Problem is, sometimes that part of the brain is activated even when we are not in danger, or when we only perceive ourselves to be under threat. The result is that our reactions are not in proportion to the difficulty we face. This is common with people who suffer from complex PTSD, for example, where a relatively minor incident on public transit might trigger flashbacks of a childhood warding off the unwanted attentions of a violent parent. The result can be debilitating and re-traumatize the individual.
As someone who lives with complex PTSD, I am getting better at noticing when my brain acts up in weird ways. I notice myself shutting down, or when I feel the panicky emotions as they bubble to the surface. In that moment all I want to do is hide. The trick, for me, is to realize that the lizard brain is taking over and focus on feeling the discomfort, examining it like a curious child, realizing that it is something that is not part of me. Sometimes visualization exercises can help: I can put the feeling on a mental conveyor belt and send it away from me, at least for now. At a later date, when I no longer react so strongly to it, I can take the time to really look at what it was that set me off. But knowing when that moment is, doesn’t come easy.
To be with discomfort and not try to change things immediately is a challenge. It’s what meditation is all about for me. It’s how I keep my sanity.

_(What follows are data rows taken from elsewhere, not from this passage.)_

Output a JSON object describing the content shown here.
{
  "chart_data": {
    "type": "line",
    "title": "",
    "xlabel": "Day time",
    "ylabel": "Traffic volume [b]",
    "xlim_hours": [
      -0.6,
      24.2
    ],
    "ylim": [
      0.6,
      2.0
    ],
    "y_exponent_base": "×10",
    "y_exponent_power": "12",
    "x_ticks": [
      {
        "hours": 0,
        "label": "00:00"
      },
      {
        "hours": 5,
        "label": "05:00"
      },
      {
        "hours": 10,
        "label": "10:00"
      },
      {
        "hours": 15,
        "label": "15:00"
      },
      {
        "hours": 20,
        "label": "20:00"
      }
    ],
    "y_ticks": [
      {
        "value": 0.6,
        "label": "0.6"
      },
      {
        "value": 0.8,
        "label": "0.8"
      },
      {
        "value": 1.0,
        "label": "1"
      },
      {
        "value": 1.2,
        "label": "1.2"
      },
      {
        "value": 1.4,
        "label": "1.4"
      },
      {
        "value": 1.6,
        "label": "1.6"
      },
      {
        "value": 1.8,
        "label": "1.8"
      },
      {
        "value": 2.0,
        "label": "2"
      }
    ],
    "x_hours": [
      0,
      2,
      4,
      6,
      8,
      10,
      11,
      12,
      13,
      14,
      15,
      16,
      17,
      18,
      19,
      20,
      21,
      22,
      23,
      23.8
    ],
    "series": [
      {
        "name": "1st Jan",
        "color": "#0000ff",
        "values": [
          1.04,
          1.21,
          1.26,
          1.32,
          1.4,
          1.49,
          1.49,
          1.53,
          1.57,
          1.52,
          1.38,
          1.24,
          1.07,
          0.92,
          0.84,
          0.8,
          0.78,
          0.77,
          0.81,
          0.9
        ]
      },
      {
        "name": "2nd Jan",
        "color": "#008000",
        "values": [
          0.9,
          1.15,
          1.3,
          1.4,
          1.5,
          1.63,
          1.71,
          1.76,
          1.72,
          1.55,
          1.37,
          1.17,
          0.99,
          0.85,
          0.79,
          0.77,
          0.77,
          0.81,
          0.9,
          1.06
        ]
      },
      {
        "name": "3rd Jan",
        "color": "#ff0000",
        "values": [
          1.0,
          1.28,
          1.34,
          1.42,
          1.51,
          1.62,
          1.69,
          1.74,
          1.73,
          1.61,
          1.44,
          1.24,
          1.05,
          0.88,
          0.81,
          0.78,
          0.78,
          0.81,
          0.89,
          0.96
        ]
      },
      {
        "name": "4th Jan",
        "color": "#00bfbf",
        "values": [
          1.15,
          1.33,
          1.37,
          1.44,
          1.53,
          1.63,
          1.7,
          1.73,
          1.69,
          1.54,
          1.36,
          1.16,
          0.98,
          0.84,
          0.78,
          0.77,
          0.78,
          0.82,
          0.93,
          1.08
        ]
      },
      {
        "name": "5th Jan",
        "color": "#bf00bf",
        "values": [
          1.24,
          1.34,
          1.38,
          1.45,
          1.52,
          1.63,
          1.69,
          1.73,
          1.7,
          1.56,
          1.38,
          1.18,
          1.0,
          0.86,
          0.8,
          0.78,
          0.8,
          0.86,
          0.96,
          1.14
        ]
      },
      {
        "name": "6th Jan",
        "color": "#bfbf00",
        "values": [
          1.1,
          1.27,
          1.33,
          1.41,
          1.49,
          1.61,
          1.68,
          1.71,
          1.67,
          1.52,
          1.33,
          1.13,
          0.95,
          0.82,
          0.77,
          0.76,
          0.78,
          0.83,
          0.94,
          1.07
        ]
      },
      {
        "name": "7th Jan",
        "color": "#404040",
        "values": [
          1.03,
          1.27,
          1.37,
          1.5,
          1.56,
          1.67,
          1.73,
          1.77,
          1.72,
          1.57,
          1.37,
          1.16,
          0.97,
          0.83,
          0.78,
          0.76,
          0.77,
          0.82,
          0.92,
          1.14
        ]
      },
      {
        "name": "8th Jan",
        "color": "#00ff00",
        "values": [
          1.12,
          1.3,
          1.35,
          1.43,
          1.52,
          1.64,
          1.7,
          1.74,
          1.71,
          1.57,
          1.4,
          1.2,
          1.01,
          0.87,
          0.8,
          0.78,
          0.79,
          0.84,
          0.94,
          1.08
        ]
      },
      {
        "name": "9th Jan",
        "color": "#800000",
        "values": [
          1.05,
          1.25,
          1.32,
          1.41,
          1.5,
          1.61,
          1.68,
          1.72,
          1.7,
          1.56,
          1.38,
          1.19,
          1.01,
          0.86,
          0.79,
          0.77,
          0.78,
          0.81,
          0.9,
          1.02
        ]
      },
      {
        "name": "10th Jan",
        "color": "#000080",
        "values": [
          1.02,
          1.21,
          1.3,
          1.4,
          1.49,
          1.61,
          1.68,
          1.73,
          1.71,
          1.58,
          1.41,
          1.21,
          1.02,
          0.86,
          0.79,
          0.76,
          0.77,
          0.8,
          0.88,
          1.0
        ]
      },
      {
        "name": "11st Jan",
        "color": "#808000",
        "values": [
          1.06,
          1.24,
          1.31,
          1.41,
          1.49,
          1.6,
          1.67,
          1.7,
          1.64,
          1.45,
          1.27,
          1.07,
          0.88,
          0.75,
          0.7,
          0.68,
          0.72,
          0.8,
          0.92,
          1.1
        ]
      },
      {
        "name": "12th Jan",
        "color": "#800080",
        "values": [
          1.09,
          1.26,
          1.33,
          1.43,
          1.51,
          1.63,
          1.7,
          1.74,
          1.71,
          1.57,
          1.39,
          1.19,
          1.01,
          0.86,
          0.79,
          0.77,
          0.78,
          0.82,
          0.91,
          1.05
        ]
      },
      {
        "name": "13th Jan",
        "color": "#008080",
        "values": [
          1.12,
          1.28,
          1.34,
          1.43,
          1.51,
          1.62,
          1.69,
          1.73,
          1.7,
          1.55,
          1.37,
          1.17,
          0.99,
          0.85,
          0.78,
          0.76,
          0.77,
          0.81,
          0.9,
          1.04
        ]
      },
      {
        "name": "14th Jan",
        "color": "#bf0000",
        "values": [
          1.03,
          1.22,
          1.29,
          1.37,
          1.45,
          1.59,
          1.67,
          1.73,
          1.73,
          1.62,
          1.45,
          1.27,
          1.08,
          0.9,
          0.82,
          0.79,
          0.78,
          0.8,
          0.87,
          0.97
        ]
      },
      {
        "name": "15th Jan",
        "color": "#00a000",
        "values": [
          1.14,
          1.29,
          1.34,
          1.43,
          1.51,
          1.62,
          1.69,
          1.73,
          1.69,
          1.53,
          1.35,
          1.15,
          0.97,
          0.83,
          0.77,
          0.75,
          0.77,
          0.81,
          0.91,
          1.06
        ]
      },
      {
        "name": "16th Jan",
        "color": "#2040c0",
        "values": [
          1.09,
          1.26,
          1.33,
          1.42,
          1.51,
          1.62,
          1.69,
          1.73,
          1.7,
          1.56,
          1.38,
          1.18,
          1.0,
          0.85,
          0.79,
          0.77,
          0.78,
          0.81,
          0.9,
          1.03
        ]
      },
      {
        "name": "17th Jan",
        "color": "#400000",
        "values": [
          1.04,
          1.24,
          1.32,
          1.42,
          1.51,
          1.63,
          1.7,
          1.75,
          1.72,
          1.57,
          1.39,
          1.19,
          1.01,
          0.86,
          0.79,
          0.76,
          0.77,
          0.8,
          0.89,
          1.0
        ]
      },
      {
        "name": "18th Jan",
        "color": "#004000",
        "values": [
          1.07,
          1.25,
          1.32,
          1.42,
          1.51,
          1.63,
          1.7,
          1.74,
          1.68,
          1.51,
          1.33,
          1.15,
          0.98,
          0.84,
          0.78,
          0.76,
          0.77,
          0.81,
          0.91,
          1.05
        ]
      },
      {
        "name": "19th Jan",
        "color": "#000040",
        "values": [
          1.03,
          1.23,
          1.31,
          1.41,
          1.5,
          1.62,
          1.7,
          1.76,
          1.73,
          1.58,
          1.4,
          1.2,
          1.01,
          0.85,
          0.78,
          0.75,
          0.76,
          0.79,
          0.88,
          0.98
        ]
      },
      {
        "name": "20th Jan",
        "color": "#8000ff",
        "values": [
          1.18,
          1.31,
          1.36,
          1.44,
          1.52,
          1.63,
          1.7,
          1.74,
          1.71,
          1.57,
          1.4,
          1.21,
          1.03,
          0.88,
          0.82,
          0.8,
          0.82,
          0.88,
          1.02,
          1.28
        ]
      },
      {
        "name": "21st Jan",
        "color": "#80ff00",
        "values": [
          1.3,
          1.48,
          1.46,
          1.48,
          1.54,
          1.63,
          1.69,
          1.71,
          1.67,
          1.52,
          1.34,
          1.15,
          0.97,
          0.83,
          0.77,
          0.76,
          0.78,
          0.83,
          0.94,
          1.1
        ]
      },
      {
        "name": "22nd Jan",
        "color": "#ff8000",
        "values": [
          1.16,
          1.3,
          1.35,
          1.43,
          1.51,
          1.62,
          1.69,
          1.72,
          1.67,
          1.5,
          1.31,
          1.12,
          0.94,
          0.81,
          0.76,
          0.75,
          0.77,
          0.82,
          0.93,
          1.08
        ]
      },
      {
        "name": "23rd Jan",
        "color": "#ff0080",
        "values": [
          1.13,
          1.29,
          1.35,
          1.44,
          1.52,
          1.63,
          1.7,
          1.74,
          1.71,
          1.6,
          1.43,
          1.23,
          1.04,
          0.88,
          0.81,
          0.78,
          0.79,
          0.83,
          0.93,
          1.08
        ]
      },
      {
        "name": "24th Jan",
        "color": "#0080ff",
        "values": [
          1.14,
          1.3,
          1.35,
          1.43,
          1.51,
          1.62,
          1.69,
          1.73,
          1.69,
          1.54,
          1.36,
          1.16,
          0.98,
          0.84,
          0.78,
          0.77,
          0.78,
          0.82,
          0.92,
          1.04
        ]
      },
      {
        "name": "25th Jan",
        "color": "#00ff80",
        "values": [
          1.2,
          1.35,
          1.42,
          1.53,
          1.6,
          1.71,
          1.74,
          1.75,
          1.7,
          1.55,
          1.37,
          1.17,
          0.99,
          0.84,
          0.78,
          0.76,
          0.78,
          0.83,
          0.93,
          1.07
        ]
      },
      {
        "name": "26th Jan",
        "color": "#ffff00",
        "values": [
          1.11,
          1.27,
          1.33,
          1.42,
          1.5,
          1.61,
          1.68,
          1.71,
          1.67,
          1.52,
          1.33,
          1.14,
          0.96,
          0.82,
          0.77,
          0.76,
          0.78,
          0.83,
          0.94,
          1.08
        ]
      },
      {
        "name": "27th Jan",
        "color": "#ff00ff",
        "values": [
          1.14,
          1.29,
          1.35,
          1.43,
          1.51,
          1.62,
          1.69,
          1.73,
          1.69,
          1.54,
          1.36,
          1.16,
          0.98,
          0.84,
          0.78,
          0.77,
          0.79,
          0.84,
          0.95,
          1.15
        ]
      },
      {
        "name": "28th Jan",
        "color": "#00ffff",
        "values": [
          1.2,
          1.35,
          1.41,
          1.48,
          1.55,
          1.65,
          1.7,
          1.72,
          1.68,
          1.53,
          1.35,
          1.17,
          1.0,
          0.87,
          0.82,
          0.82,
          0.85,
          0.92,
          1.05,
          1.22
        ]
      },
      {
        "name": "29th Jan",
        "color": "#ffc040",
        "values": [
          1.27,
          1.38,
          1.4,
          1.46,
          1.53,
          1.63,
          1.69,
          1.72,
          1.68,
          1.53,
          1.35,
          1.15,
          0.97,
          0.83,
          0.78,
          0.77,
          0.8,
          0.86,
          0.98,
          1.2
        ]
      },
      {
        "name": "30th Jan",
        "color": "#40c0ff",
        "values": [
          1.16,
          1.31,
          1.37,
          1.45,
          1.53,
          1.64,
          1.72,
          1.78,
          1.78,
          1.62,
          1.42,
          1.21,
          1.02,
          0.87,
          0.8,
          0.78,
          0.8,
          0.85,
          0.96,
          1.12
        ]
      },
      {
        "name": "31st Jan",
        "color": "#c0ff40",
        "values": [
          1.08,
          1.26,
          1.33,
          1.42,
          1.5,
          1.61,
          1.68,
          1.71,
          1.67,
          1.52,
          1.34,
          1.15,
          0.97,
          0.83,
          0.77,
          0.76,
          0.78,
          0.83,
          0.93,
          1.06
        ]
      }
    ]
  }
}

It’s hard to say when my PTSD first started. I think it happened when my family moved me from a relatively peaceful neighbourhood in Prince George, Canada to one of the most violent countries in the world: South Africa. While I was not personally assaulted, I was emotionally neglected as a child and lived in terror that I would be cast out of the family house to fend for myself. I believed I was evil and that I caused people only pain. This was what I was repeatedly told by a mother who had long since lost the ability to communicate love and affection. I learned to mistrust people, especially my family. As a result, I retreated emotionally into myself, sharing little with anyone and erasing myself as best I could. If nobody noticed me, I told myself, then they couldn’t hurt me. For years, that strategy worked pretty well. But I wasn’t able to live like that forever. I think we all need to feel a connection with another human being to survive. I tried to reach out to a sister, and to handful of friends, but my attempts were clumsy and only partially successful.
Slowly, I lost hope of ever experiencing happiness. I thought: if this is as good as it gets, then I’m better off dead. Living with major depression for more than 10 years will wear a person down. But even at my lowest points, something inside me wouldn’t die. I made a few half-hearted attempts at killing myself. Then, I stopped. I reached a precipice, only it was backwards: if I stayed, clinging to the side of the mountain I would most certainly die. But if I dared to jump into the unknown, I stood a chance of living.
The turning point came when a close friend, A— decided to end her life. Witnessing someone follow through on an action that I had contemplated more than once myself, watching the pain engulf her family and the friends she left behind, recognizing the ugliness that is suicide, I realized that I wasn’t ready. Maybe some day I would be but I wasn’t there yet. That’s when I made a choice to turn my life around.
It hasn’t been a straight road out of the darkness – I still have off days, occasionally – but every day is a new opportunity for me to face new challenges and seek out connection with the life energy all around me. I’m still learning.